Revendications salariales des médecins: il faudra bien un jour mettre fin au chantage

Deux chercheurs proposent des solution pour mettre fin au « chantage » des médecins spécialistes.

Christian Bordeleau – Doctorant à la School of Public Policy and Administration, Carleton University
Benoît Dubreuil – Chercheur postdoctoral, Université du Québec à Montréal.

Le 1 er février dernier, le président de la Fédération des médecins spécialistes, Gaétan Barrette, a déclaré « catégoriquement » que les hausses de salaire requises pour ses membres étaient de l’ordre « d’au moins 4 %, voire 5 à 6 % par année. » (Le Devoir, 1 février 2010). Déjà en 2006, le ministre Philippe Couillard avait été choqué par la gourmandise des représentants des travailleurs les mieux rémunérés par l’État québécois. « La population québécoise est en droit de s’attendre à ce que ses médecins spécialistes fassent preuve d’un sens des responsabilités plus élevé », avait-il lancé. À ce moment, la fédération ne demandait rien de moins qu’une augmentation de 138 758$. Aujourd’hui, les « correctifs » déjà apportés devraient être encore bonifiés « pour éviter les perturbations dans le réseau ». À terme, la rémunération des médecins spécialistes devrait atteindre près de 400 000$.

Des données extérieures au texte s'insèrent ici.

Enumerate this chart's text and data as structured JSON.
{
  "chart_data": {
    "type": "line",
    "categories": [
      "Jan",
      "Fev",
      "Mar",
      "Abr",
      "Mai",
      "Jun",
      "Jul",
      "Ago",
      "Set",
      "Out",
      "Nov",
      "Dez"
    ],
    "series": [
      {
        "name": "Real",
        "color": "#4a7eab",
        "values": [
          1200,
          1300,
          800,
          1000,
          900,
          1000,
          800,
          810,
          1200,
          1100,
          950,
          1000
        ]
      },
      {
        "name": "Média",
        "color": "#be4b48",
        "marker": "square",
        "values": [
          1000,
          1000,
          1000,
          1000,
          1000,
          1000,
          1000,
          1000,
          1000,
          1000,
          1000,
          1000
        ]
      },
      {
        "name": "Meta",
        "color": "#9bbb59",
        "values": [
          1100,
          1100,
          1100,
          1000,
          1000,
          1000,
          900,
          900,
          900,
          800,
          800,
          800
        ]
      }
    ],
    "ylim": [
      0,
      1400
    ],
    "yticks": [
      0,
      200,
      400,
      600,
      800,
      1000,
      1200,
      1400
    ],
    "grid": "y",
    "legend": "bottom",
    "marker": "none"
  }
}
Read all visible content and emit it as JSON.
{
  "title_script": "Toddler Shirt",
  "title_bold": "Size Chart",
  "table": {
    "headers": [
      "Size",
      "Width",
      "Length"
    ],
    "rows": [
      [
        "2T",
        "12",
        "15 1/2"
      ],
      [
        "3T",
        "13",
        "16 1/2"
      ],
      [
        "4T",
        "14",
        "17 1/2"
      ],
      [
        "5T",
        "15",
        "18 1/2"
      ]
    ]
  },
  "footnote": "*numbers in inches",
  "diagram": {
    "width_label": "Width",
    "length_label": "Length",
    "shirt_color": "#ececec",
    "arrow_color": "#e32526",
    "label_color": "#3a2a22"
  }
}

Le « libre » marché, mais encore ?

Le président de la FMSQ explique les revendications salariales par les lois du marché : « ce n’est pas pour [nous] faire plaisir, c’est pour suivre le marché, point. » (Le Devoir, 1 février 2010). L’argument est limpide : il faut suivre les augmentations salariales du Canada, sinon les médecins quitteront. Mais de quel marché parle-t-on? Pour qu’un marché soit efficient, dans la vision néo-classique de l’économie, il faut que l’offre et la demande soit libre. Pour l’instant, le Collège des médecins et les facultés de médecine contrôlent l’offre. C’est ce qu’on appelle un monopole. Les Québécois qui souhaitent obtenir une formation en médecine pour prêter main-forte aux communautés qui en ont besoin n’ont tout simplement pas la possibilité de le faire. Cette situation persiste bien que des milliers de personnes soient intéressées à accéder à la profession médicale, à cause des conditions salariales incomparables qu’elle offre (seulement à l’Université de Montréal, 1474 candidats ont été refusés à l’automne 2009).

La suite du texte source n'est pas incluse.